I'm not a dealer so I don't know anything about the imminent release of a CLP-400 range - have you heard something? Typically, Yamaha models run their range through a four year period (or at least that is what I was told) before replacing them with an upgraded model - I think a CLP-400 would be premature given that pattern.

As far as pricing regarding the CLP-300 range WHEN the CLP-400 range comes, the predecessing model will devalue. However, I do remember when the CLP-300 range came out that their upgraded equivalents to the CLP-200 range were INITIALLY cheaper - obviously part of a promotion but again, you can't guarantee that history will repeat itself given the present international economic state.

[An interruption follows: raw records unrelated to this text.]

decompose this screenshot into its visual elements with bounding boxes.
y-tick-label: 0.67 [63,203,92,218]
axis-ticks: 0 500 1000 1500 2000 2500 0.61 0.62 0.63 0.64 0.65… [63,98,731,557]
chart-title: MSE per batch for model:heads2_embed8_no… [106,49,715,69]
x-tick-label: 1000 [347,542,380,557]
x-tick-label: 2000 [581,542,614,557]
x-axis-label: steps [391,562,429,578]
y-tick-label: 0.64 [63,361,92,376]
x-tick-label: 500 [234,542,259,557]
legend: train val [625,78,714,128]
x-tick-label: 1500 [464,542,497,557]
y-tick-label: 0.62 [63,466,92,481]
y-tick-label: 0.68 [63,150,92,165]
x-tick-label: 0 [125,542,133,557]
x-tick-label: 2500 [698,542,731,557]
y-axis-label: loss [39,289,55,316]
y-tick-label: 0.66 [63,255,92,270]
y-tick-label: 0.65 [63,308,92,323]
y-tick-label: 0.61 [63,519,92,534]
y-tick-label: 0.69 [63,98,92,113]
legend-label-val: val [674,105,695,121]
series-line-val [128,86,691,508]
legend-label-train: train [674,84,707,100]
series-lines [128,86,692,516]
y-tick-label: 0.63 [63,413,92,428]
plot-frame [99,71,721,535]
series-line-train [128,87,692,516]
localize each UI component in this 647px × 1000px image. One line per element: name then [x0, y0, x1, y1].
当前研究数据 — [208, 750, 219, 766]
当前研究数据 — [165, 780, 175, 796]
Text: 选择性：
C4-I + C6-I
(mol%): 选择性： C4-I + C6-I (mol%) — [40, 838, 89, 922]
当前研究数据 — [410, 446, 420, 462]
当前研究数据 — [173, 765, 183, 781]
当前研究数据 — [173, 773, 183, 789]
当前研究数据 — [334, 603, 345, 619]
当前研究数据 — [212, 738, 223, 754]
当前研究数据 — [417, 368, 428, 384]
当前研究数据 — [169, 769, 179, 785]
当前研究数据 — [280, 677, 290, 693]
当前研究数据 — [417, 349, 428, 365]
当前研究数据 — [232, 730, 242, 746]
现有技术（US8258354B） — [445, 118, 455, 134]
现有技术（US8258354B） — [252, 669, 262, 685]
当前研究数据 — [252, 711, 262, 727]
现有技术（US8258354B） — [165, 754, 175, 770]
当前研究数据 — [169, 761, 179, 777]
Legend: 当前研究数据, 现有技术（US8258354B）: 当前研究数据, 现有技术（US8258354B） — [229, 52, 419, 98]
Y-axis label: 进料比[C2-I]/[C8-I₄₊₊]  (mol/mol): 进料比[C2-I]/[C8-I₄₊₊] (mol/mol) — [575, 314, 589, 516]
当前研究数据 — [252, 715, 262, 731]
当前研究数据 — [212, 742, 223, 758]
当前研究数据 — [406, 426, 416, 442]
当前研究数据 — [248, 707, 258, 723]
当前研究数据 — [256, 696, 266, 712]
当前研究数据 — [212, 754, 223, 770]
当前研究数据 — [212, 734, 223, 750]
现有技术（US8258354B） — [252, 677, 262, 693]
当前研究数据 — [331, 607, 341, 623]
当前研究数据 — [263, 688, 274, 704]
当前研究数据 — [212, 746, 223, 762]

You could alternatively look at the CLP-270 (with GH3 hammer action keyboard) or the CLP-280 (with natural wood hammer action keyboard) which sat at the top of the range in the CLP-200 range. Both models have the four level dynamic sampling which is standard on the CLP-340 but also has the added iAFC (Instrumental Active Field Control) which is only included now in the CLP-380. The speaker system is also much more powerful which will also enhance the sound quality also. The CLP-270 and CLP-280 are arguably better instruments than the CLP-340. Despite the updates and upgraded from the CLP-240, the CLP-340 did not reach the maxim of the CLP-270 or moreso in the case of the CLP-280. Again, it's another option but again, you're going to have to look into the secondhand market here unless some local stores perchance still have one hanging about.